I recently participated in a panel discussion at the annual meeting of the California Postsecondary Education Commission (CPEC) for recipients of Improving Teacher Quality Grants. We were discussing the practical challenges of conducting what has been dubbed scientifically-based research (SBR). While there is some debate over what types of research should fall under this heading, SBR almost always includes randomized trials (experiments) and quasi-experiments (close approximations to experiments) that are used to establish whether a program made a difference.
SBR is a hot topic because it has found favor with a number of influential funding organizations. Perhaps the most famous example is the US Department of Education, which vigorously advocates SBR and at times has made it a requirement for funding. The push for SBR is part of a larger, longer-term trend in which funders have been seeking greater certainty about the social utility of programs they fund.
However, SBR is not the only way to evaluate whether a program made a difference, and not all evaluations set out to do so (as is the case with needs assessment and formative evaluation). At the same time, not all evaluators want to or can conduct randomized trials. Consequently, the push for SBR has sparked considerable debate in the evaluation community.
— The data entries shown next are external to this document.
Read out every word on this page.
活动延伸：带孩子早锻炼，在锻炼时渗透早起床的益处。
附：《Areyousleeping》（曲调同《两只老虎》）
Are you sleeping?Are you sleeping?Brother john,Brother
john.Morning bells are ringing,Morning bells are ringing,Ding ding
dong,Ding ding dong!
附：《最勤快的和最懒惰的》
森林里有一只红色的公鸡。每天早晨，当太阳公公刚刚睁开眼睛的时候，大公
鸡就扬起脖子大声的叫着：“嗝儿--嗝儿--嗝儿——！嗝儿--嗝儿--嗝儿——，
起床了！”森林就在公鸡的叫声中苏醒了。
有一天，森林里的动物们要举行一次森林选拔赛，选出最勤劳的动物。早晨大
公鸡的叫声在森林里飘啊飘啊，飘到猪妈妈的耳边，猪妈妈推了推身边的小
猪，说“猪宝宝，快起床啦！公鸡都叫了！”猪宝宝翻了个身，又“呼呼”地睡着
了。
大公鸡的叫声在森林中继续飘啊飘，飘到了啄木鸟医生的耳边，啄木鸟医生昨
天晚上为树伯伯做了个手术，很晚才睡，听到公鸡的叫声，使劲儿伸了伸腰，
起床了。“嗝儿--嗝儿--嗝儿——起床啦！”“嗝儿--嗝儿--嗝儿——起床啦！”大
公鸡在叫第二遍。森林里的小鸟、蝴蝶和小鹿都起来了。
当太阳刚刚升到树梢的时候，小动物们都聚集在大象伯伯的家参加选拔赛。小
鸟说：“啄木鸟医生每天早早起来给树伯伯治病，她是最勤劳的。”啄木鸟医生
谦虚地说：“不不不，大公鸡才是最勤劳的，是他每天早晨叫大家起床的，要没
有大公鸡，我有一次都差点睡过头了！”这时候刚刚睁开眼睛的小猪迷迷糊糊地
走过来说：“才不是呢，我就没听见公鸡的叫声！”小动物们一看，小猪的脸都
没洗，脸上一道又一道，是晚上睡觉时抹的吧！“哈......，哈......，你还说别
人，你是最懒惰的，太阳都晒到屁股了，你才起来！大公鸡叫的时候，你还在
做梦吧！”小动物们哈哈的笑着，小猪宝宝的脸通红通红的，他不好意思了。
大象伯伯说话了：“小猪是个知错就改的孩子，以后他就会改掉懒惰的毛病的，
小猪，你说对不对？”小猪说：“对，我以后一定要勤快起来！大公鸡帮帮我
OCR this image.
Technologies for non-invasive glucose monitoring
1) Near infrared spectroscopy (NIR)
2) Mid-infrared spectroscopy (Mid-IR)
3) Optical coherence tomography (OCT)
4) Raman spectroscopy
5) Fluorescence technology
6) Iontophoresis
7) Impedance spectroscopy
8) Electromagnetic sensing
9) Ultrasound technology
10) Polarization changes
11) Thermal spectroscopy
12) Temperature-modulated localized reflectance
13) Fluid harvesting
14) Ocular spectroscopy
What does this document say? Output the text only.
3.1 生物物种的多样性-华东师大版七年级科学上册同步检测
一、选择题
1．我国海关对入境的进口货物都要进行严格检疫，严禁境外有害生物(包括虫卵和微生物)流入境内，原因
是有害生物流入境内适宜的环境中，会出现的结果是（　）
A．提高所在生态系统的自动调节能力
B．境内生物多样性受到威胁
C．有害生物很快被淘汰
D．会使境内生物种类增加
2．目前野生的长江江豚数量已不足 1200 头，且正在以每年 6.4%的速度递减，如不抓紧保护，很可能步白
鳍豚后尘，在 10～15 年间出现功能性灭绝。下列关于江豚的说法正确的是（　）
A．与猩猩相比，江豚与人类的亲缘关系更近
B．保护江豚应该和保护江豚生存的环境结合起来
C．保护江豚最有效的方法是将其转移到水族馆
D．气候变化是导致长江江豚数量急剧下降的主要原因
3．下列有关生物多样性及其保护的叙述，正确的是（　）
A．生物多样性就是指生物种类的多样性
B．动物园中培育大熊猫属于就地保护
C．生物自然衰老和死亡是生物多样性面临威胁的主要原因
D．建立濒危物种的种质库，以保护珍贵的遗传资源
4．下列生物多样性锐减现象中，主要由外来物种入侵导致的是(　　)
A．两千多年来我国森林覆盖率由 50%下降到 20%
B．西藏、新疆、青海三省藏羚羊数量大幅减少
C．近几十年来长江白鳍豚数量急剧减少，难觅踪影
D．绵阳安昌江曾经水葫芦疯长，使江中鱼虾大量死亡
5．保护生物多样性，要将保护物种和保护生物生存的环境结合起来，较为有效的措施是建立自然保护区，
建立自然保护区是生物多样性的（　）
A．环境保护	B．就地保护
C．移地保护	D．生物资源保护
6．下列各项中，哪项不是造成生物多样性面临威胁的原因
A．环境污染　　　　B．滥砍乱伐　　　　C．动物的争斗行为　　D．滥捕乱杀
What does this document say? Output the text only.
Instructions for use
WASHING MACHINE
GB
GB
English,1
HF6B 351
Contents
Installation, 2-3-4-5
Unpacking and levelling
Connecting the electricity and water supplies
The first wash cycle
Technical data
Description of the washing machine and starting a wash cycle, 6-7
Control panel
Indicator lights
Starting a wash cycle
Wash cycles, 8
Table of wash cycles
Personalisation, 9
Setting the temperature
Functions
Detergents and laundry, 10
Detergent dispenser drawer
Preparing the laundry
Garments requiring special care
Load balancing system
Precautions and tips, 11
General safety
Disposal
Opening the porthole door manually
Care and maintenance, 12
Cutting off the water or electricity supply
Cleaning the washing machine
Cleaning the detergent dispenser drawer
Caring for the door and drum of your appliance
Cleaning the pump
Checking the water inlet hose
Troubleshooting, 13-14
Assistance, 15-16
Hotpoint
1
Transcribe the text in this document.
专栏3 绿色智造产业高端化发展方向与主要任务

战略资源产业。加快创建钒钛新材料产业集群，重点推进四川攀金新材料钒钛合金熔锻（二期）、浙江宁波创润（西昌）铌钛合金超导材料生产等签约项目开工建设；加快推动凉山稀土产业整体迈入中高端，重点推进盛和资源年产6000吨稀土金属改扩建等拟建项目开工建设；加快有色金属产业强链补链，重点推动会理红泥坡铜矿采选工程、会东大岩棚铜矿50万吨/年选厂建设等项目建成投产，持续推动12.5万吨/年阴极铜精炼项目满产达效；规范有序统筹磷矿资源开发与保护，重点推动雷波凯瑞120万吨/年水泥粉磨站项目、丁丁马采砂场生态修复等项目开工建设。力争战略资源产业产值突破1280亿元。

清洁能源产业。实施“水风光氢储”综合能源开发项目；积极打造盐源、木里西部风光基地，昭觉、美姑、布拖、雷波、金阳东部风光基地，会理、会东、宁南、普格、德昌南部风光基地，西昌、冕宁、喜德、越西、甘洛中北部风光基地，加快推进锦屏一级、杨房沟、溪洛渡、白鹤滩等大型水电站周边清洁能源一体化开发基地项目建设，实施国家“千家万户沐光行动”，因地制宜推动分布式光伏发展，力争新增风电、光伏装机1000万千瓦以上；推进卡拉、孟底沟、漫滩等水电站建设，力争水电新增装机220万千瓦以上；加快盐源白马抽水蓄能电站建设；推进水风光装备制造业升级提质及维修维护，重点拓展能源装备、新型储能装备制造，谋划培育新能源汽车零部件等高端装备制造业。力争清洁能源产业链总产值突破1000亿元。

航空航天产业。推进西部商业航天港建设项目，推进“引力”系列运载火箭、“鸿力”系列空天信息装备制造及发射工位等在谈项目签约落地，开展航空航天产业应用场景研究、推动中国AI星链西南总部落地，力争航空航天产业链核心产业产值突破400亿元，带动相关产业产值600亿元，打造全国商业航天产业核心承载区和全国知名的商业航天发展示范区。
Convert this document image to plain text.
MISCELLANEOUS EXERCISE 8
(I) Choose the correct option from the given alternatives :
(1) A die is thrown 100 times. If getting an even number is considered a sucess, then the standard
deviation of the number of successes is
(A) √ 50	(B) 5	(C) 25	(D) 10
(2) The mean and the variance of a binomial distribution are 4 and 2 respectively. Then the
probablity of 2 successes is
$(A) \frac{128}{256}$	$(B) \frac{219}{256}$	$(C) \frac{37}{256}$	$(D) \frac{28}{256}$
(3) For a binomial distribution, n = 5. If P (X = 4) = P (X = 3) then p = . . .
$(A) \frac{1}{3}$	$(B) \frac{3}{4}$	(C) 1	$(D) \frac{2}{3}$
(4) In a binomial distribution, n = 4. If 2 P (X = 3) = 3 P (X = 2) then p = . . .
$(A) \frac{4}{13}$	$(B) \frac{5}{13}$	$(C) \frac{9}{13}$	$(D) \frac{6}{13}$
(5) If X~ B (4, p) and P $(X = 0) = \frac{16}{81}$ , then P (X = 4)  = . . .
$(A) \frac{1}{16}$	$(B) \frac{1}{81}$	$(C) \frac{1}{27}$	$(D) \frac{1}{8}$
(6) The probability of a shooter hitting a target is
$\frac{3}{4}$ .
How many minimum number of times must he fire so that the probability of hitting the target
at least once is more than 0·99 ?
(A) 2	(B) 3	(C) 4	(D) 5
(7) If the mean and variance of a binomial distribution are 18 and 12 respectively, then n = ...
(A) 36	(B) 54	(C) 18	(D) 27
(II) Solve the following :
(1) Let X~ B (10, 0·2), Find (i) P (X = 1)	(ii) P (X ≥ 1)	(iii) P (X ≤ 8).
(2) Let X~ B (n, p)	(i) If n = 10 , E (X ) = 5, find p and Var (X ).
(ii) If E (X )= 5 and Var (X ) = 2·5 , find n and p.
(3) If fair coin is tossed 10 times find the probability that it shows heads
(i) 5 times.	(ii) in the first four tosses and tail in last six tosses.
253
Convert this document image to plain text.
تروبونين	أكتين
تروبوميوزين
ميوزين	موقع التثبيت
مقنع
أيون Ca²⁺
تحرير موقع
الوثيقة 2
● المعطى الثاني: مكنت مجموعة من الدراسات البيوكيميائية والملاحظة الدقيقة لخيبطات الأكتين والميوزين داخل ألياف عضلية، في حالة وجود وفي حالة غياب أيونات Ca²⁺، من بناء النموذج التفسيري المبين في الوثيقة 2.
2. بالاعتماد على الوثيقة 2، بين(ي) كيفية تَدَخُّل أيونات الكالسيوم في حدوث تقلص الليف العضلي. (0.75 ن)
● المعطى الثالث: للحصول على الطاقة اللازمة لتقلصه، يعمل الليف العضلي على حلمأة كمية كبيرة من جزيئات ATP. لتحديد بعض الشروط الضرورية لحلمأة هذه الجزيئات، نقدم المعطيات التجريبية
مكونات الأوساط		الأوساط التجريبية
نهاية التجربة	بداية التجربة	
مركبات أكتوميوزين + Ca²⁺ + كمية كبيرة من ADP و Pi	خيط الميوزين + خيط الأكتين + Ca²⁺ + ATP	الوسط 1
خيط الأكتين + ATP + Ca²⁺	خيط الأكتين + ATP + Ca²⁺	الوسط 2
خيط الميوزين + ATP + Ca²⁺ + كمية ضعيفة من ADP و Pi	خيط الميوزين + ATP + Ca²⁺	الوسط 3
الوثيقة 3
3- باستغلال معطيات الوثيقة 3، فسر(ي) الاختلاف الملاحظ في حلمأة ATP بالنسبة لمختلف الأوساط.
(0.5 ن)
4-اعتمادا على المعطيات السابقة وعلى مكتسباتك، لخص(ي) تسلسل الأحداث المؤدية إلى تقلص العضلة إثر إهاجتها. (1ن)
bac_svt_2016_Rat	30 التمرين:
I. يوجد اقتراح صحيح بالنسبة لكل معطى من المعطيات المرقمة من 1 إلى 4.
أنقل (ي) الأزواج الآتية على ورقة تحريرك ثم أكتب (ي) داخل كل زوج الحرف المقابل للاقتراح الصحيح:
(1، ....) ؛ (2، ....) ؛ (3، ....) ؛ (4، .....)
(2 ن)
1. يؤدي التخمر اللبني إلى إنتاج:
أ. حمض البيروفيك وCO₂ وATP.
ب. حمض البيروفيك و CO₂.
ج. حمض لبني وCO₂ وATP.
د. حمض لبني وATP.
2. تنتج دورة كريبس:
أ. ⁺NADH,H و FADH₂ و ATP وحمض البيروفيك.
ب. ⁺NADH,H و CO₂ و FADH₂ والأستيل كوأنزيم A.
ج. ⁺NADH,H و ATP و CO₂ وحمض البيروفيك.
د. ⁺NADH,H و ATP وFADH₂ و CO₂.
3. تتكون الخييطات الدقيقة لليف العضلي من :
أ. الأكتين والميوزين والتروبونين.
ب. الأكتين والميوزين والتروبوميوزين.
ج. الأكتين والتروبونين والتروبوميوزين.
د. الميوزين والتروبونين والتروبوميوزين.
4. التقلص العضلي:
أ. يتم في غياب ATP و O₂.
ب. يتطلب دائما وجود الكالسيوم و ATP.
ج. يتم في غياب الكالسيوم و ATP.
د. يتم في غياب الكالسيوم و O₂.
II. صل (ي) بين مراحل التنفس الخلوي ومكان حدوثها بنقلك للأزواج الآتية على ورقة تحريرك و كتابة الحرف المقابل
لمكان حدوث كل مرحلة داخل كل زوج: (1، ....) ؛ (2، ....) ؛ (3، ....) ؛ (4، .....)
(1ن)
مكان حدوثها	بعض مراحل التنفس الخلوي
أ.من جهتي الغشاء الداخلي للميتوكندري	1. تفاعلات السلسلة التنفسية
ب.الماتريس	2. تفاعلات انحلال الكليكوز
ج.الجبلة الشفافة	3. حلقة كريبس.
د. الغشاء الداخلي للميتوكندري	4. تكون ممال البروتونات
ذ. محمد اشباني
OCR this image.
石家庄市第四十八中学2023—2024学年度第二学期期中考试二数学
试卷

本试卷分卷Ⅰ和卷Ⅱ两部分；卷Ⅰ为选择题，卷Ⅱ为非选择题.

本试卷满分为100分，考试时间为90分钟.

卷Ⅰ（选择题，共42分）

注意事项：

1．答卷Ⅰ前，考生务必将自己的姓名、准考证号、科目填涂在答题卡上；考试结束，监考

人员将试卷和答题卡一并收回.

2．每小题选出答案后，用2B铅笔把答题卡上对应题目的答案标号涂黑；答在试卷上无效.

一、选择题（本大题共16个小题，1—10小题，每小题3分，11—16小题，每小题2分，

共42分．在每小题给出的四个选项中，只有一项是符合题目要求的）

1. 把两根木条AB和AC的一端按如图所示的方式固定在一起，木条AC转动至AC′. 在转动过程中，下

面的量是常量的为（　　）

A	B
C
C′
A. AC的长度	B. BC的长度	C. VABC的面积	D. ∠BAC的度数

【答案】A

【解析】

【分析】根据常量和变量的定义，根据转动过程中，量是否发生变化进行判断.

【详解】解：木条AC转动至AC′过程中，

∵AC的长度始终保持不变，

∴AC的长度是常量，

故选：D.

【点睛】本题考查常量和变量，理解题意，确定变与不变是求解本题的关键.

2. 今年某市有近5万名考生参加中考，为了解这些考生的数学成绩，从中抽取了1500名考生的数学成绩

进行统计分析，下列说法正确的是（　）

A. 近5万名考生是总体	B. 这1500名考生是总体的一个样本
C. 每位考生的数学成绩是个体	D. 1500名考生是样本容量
In the course of this debate, proponents of SBR have frequently referred to randomized trials as the “gold standard” in research. As Love (2003) points out, this is an unfortunate metaphor-the gold standard is an obsolete and abandoned method of establishing the value of nation’s currency, not a reference to high quality (like a gold medal) or intrinsic value (like something made of solid gold). Nonetheless, the metaphor has caught on and its effect has been to set randomized trials on a pedestal and overstate their utility to some degree.
Perhaps a more useful approach would be to admit (with apologies to Winston Churchill) that randomized trials are the worst method for establishing that a program made a difference, except for every other method. This is not to say we should abandon randomized trials. On the contrary, we should use them whenever warranted to establish this sort of program-caused-outcome relationship, but in doing so we should admit that SBR has its limits and conduct randomized trials with our eyes open.
What are the limitations of SBR and do they completely undermine it? During our discussion at the CPEC annual meeting, panel member Robert Calfee posed the question of whether the gold standard is nothing more than fool’s gold. It is a good question, one that Pringle and Churchill (1995) addressed on a practical level and Kaptchuk (2001) investigated on a more technical level (in the latter case, raising the metaphorical stakes by asking if the gold standard was in fact a golden calf).
Unfortunately, I do not believe we fully appreciate the limitations of SBR in general and randomized trials in particular, especially when they are undertaken in situ as most evaluations demand. At the same time, we do not undertake them often enough nor get all that we can out of them.
When the discussion turns to how we can go about this, the emphasis is usually on the statistical (How can we fix problems with our evaluation using sophisticated statistical methods?) rather than the logistical (How do we prevent problems in the first place?). And the most difficult part of science is never discussed-accepting that we evaluate programs because their effectiveness is an open question and the possibility exists that they might not live up to their promise.
This stance can be difficult to embrace. After all, we want the programs we work with to be successful and the people they serve to be better off. Yet difficult as it may be, it is this stance-not a research method-that is the cornerstone of scientifically-based research and the root of our desire to conduct the most rigorous evaluations possible.